Two recent reports added the thinning of the ozone layer to the regular bias in global-warming coverage. "Scientists now say that the hole in the ozone layer is developing even faster than feared and now covers more than 10 million miles," announced NBC’s Ann Curry on the September 30 Today. Correspondent Keith Miller then went on to report about the melting ice pack in the Arctic and to declare that "scientists who study climates say the world is getting warmer and they are warning that controls on greenhouse gases are necessary before any more damage is done."

On the October 6 CBS Evening News, correspondent Jerry Bowen reported on the ozone layer by showing viewers NASA satellite data: "That swirling red ring indicates higher levels of ozone, and the red area is expected to grow as the last of the ozone-depleting chemicals disappear from use. Very good news, especially in the Southern Hemisphere, where less ozone has meant higher levels of harmful UV rays from the sun and a greater risk of cancer. Still, it may be a half century before the ozone levels return to where they were in the late 1970s, and there’s still that wild card, global warming, at play."
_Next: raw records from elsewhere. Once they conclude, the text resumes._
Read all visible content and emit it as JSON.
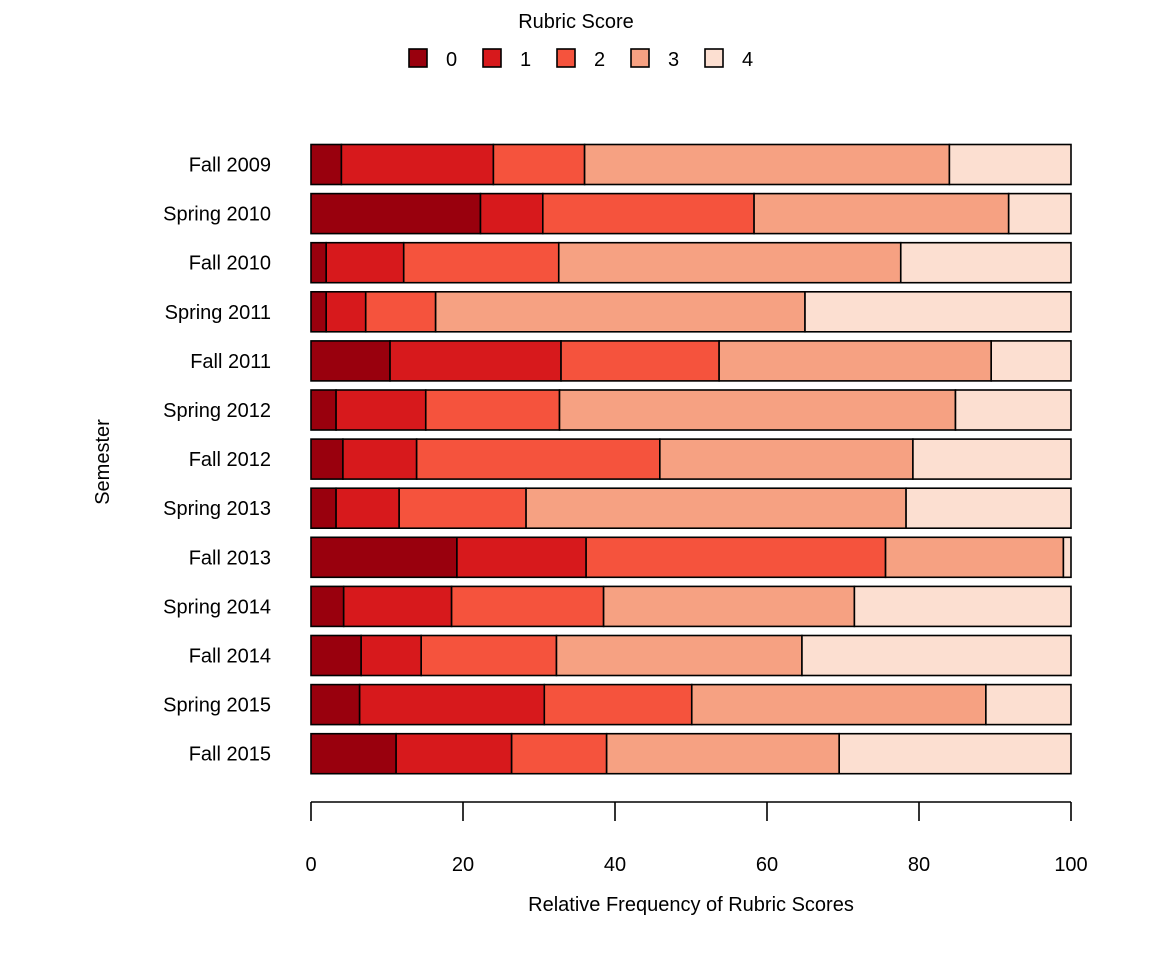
{
  "chart_data": {
    "type": "bar",
    "orientation": "horizontal",
    "stacked": true,
    "title": "",
    "xlabel": "Relative Frequency of Rubric Scores",
    "ylabel": "Semester",
    "xlim": [
      0,
      100
    ],
    "xticks": [
      0,
      20,
      40,
      60,
      80,
      100
    ],
    "grid": false,
    "legend": {
      "title": "Rubric Score",
      "placement": "top-center",
      "labels": [
        "0",
        "1",
        "2",
        "3",
        "4"
      ]
    },
    "colors": [
      "#99000d",
      "#d7191c",
      "#f5533d",
      "#f6a182",
      "#fcdfd1"
    ],
    "categories": [
      "Fall 2009",
      "Spring 2010",
      "Fall 2010",
      "Spring 2011",
      "Fall 2011",
      "Spring 2012",
      "Fall 2012",
      "Spring 2013",
      "Fall 2013",
      "Spring 2014",
      "Fall 2014",
      "Spring 2015",
      "Fall 2015"
    ],
    "series": [
      {
        "name": "0",
        "values": [
          4.0,
          22.3,
          2.0,
          2.0,
          10.4,
          3.3,
          4.2,
          3.3,
          19.2,
          4.3,
          6.6,
          6.4,
          11.2
        ]
      },
      {
        "name": "1",
        "values": [
          20.0,
          8.2,
          10.2,
          5.2,
          22.5,
          11.8,
          9.7,
          8.3,
          17.0,
          14.2,
          7.9,
          24.3,
          15.2
        ]
      },
      {
        "name": "2",
        "values": [
          12.0,
          27.8,
          20.4,
          9.2,
          20.8,
          17.6,
          32.0,
          16.7,
          39.4,
          20.0,
          17.8,
          19.4,
          12.5
        ]
      },
      {
        "name": "3",
        "values": [
          48.0,
          33.5,
          45.0,
          48.6,
          35.8,
          52.1,
          33.3,
          50.0,
          23.4,
          33.0,
          32.3,
          38.7,
          30.6
        ]
      },
      {
        "name": "4",
        "values": [
          16.0,
          8.2,
          22.4,
          35.0,
          10.5,
          15.2,
          20.8,
          21.7,
          1.0,
          28.5,
          35.4,
          11.2,
          30.5
        ]
      }
    ]
  }
}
Neither Miller nor Bowen bothered to interview a climate scientist skeptical of such ozone theories. "Every year at about the same time, there is a predictable press release issued by the World Meteorological Organization quoting its ozone scientist, Rumen Bojkov, with some alarmist pronouncement," climate scientist S. Fred Singer told the Media Research Center.

"The hole is always worse in some respect than it was on the same day in some past year. It may either be wider or deeper, or it started sooner, or whatever," he said. "The truth of the matter is that the hole, a temporary thinning of the layer, has pretty well stabilized within the last decade, and now fluctuates according to the climate, from day-to-day and from year-to-year." Dr. Singer further pointed out that "there has been no report published showing an increasing trend in solar ultraviolet radiation on the ground. And that’s the only thing that counts if we’re talking about the effects of ozone changes."